Byron Howard y Yvett Merino: El lado oscuro de Zootopia 2
Ganador del Óscar por Zootopia, Byron Howard ha sido una de las figuras clave de Disney Animation en las últimas dos décadas, con títulos como Enredados y Encanto. A su lado vuelve Yvett Merino, productora de Encanto y una de las voces más influyentes del estudio en la construcción de relatos complejos dentro del cine familiar.
En Zootopia 2, ambos retoman el universo de Judy Hopps y Nick Wilde para llevarlo hacia un territorio más oscuro, donde la ciudad es tan bella como profundamente injusta.
¿Qué los llevó a tomar el cine noir y el buddy cop clásico como referencias para Zootopia 2?
BYRON HOWARD: Me encanta esta pregunta. Crecí viendo cine noir porque mi papá me llevaba mucho al cine cuando era niño, y él amaba ese género. Así terminé viendo muchísimas películas noir. Cuando surgió la oportunidad de hacer una historia de policías compañeros, nos volcamos de lleno a ese lenguaje.
Además, trabajamos con más de 700 cineastas que aman el cine, la iluminación, las historias detectivescas. Y Zootopia permite jugar con muchos géneros. Incluso la música se presta para eso. Michael Giacchino es un camaleón; puede hacer cualquier estilo que le pidas. The Third Man es una de mis películas noir favoritas, y su atmósfera, su ritmo, su intriga siempre van a estar presentes como ingredientes fuertes en estas historias.
Películas como Chinatown o L.A. Confidential muestran ciudades hermosas pero profundamente injustas. ¿Cuánto influyó esa idea en la historia oculta de Zootopia?
YVETT MERINO: Muchísimo. Zootopia refleja nuestro propio mundo, y esas películas fueron referencias tempranas. Nos interesaba cómo cuentan historias donde la ciudad tiene capas, problemas e historias que no siempre se quieren mostrar.
Esta película se mete de lleno en eso. Revela un secreto sobre Zootopia que nadie conocía y lo trae al frente, casi como reescribiendo su historia oficial. Nos gustaba esa idea de confrontar lo que la ciudad cree ser con lo que realmente es.
El idealismo de Judy choca con el escepticismo de Nick. ¿Ese contraste sigue siendo central?
BYRON HOWARD: Totalmente. Judy es una idealista genuina. Cree que, a pesar de todo, hay algo bueno en el mundo. Nick, en cambio, ha vivido lo suficiente como para desconfiar y no entregarse del todo.
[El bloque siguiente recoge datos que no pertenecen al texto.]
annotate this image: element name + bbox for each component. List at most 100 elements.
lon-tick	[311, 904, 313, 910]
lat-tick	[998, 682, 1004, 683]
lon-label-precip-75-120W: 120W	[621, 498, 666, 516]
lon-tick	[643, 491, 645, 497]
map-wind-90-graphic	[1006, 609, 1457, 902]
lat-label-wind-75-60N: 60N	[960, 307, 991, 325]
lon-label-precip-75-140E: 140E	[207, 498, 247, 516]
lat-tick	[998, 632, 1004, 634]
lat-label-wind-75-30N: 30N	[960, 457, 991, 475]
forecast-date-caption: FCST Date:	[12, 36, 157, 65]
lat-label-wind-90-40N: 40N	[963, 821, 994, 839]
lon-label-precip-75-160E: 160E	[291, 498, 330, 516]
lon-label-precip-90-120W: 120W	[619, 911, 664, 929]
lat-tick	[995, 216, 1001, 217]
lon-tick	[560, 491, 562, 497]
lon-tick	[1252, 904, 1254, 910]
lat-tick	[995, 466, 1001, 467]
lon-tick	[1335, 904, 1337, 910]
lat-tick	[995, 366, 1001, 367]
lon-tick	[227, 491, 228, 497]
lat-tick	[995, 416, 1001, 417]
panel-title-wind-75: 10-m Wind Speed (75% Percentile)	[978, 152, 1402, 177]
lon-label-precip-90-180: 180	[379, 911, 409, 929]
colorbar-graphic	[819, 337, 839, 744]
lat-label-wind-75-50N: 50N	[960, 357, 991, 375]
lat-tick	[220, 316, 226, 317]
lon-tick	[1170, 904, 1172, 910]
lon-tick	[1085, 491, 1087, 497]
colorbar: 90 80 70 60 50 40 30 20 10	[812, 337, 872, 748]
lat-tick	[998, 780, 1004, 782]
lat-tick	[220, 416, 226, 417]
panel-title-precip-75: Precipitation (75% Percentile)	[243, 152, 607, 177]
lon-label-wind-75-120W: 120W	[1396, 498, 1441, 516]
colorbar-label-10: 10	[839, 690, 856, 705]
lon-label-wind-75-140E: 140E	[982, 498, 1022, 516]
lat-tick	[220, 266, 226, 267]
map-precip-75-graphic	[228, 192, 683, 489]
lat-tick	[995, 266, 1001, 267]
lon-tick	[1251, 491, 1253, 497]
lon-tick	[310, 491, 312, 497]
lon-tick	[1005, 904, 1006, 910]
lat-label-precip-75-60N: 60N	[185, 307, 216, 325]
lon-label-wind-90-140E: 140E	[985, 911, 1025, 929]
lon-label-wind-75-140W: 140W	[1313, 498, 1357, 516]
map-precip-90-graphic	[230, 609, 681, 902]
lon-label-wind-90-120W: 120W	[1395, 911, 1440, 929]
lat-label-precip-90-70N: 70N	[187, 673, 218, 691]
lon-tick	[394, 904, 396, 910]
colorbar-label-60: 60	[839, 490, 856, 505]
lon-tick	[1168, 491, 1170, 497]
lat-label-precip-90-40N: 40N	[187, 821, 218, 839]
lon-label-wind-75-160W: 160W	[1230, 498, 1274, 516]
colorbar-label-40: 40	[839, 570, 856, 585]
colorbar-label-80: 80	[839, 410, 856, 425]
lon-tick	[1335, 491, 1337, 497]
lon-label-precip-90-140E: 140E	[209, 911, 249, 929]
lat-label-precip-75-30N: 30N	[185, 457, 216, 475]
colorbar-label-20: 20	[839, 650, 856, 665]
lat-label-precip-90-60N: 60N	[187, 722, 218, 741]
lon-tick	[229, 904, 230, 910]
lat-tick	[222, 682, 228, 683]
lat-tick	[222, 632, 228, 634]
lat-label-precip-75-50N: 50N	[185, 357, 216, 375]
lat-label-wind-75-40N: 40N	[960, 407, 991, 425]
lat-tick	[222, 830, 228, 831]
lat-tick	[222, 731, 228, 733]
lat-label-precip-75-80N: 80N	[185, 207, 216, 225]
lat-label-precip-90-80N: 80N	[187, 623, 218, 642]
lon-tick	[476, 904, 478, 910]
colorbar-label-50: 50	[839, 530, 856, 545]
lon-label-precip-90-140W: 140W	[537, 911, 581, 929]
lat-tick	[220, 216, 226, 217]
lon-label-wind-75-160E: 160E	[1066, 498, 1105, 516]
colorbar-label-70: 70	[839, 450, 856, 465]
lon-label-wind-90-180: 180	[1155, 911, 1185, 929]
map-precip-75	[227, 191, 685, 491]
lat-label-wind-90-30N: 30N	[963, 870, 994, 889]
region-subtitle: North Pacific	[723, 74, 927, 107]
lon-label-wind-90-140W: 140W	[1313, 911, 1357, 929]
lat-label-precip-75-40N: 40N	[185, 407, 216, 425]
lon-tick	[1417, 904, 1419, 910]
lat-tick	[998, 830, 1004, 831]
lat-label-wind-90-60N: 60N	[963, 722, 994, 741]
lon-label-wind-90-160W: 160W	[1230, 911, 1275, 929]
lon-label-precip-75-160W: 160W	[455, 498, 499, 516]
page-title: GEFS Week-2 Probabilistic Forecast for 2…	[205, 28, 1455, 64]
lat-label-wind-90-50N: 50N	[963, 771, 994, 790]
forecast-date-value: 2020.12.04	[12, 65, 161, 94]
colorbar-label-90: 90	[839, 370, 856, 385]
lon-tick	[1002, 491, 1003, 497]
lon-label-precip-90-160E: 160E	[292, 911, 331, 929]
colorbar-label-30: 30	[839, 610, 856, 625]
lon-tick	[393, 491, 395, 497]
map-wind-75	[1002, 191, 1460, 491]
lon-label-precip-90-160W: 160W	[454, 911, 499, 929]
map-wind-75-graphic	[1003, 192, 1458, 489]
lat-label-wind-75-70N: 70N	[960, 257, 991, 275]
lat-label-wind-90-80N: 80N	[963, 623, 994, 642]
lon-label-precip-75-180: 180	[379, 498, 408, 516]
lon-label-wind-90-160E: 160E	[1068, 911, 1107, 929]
La película arranca apenas una semana después de que empiezan a trabajar juntos, así que ese contraste está muy vivo: “tú estás acá, yo estoy allá”. ¿Podemos hacer esto funcionar? Esa tensión es muy rica narrativamente porque te permite separarlos y luego acercarlos mucho más al final.
La película confía mucho en el subtexto y no en explicar todo. ¿Cómo protegen esa contención dentro de Disney?
YVETT MERINO: Hablamos muchísimo de eso en las salas de guion. Todos somos muy cinéfilos y no disfrutamos las películas que te explican todo de manera literal.
Nuestro proceso es muy riguroso: mostramos la película, recibimos notas, la desarmamos y la volvemos a construir. Algo muy particular de Disney Animation es que todo el estudio puede opinar. No solo el equipo de la película, sino cualquiera. Y esa honestidad brutal nos ayuda a saber cuándo algo es demasiado obvio o cuándo funciona.
Como en muchas historias noir, el final evita una solución moral limpia. ¿Por qué era importante la ambigüedad?
BYRON HOWARD: Porque la vida no se resuelve con un moño perfecto. Nunca quisimos que estas películas cerraran de forma cómoda. Aceptar que el mundo es desordenado es parte de cómo convivimos con él.
Las diferencias entre los personajes, que parecen tan problemáticas, terminan siendo su fortaleza. Y esa idea de no subrayar el mensaje, de dejarlo orgánico, conectado a la emoción y a los personajes, es clave. Son películas globales hechas por un equipo global, con muchas miradas distintas, y eso las hace más ricas.